AWS Certified DevOps Engineer – Professional (DOP-C02) — Question 221

A company deploys an application on on-premises devices in the company’s on-premises data center. The company uses an AWS Direct Connect connection between the data center and the company's AWS account. During initial setup of the on-premises devices and during application updates, the application needs to retrieve configuration files from an Amazon Elastic File System (Amazon EFS) file system.

All traffic from the on-premises devices to Amazon EFS must remain private and encrypted. The on-premises devices must follow the principle of least privilege for AWS access. The company's DevOps team needs the ability to revoke access from a single device without affecting the access of the other devices.
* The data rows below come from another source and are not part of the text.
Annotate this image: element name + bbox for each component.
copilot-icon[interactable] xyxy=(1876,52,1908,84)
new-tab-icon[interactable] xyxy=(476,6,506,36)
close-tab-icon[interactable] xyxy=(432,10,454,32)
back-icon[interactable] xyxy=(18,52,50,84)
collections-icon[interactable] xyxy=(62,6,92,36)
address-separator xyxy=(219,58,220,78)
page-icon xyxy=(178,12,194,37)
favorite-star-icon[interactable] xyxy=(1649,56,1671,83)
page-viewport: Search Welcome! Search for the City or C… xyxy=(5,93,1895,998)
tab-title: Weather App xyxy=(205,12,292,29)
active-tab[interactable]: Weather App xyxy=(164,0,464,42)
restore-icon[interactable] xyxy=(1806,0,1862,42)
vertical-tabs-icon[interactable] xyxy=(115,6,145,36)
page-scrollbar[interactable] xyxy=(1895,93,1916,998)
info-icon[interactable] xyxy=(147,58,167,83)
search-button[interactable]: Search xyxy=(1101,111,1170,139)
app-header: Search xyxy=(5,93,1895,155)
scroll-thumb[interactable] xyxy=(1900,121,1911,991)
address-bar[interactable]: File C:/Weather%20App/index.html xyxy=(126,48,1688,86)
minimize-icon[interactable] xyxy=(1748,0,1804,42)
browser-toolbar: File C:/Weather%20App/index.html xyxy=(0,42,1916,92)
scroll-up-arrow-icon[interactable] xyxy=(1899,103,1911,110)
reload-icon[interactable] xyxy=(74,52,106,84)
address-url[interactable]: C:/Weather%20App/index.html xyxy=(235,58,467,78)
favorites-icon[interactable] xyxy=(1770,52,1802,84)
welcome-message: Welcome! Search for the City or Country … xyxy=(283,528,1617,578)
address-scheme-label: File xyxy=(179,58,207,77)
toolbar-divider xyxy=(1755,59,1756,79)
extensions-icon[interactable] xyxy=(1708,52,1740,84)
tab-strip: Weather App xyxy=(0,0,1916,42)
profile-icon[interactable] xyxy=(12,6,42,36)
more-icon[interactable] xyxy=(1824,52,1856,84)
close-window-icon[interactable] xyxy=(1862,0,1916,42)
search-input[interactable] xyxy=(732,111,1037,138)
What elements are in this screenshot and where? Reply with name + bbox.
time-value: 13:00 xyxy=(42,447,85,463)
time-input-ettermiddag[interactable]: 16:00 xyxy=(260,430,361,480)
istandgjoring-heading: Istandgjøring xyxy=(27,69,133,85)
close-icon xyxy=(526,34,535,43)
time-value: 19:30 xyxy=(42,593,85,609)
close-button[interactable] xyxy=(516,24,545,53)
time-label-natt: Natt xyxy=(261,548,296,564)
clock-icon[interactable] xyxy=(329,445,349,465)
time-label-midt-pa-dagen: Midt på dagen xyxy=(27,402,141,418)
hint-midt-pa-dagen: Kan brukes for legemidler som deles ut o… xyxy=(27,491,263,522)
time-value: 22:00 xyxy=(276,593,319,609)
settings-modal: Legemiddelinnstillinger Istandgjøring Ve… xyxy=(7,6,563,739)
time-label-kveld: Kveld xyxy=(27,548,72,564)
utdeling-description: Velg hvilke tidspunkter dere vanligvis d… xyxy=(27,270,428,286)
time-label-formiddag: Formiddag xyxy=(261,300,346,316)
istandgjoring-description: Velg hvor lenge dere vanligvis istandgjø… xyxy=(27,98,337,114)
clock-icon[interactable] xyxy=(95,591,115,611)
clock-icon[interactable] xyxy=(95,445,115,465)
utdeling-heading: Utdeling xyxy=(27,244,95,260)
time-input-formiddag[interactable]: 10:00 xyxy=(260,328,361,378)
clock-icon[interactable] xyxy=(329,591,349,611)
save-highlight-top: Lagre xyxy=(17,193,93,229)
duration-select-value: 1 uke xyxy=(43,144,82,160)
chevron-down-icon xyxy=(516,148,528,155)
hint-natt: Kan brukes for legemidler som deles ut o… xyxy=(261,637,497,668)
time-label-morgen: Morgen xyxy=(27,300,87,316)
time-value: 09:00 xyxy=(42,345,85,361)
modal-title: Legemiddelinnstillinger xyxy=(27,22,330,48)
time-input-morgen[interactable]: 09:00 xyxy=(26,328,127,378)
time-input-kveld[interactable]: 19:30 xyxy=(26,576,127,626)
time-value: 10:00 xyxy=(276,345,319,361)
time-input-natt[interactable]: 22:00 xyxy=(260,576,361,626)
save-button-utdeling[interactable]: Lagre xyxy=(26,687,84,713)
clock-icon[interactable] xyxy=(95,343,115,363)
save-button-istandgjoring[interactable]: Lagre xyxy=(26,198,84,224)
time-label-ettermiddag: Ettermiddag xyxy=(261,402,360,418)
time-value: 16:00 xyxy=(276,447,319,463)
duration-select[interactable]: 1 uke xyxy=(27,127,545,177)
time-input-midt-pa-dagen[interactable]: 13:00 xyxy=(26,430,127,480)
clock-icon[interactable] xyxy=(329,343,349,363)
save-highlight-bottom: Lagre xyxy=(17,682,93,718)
Which combination of steps will meet these requirements? (Choose two.)

Answer options

• A. Create an IAM user that has an access key and a secret key for each device. Attach the AmazonElasticFileSystemFullAccess policy to all IAM users. Configure the AWS CLI on the on-premises devices to use the IAM user's access key and secret key.
• B. Generate certificates for each on-premises device in AWS Private Certificate Authority. Create a trust anchor in IAM Roles Anywhere that references an AWS Private CA. Create an IAM role that trust IAM Roles Anywhere. Attach the AmazonElasticFileSystemClientReadWriteAccess to the role. Create an IAM Roles Anywhere profile for the IAM role. Configure the AWS CLI on the on-premises devices to use the aws_signing_helper command to obtain credentials.
• C. Create an IAM user that has an access key and a secret key for all devices. Attach the AmazonElasticFileSystemClientReadWriteAccess policy to the IAM user. Configure the AWS CLI on the on-premises devices to use the IAM user's access key and secret key.
• D. Use the amazon-efs-utils package to mount the EFS file system.
• E. Use the native Linux NFS client to mount the EFS file system.

Correct answer: B, D

Explanation

Option B is correct because it uses AWS Private Certificate Authority and IAM Roles Anywhere to securely manage access and allows for fine-grained control over the permissions of each device, adhering to the principle of least privilege. Option D is also correct as it provides a method to mount the EFS file system securely. Options A and C are incorrect since they do not offer the required granular access control and would make it difficult to revoke access from a single device without affecting others.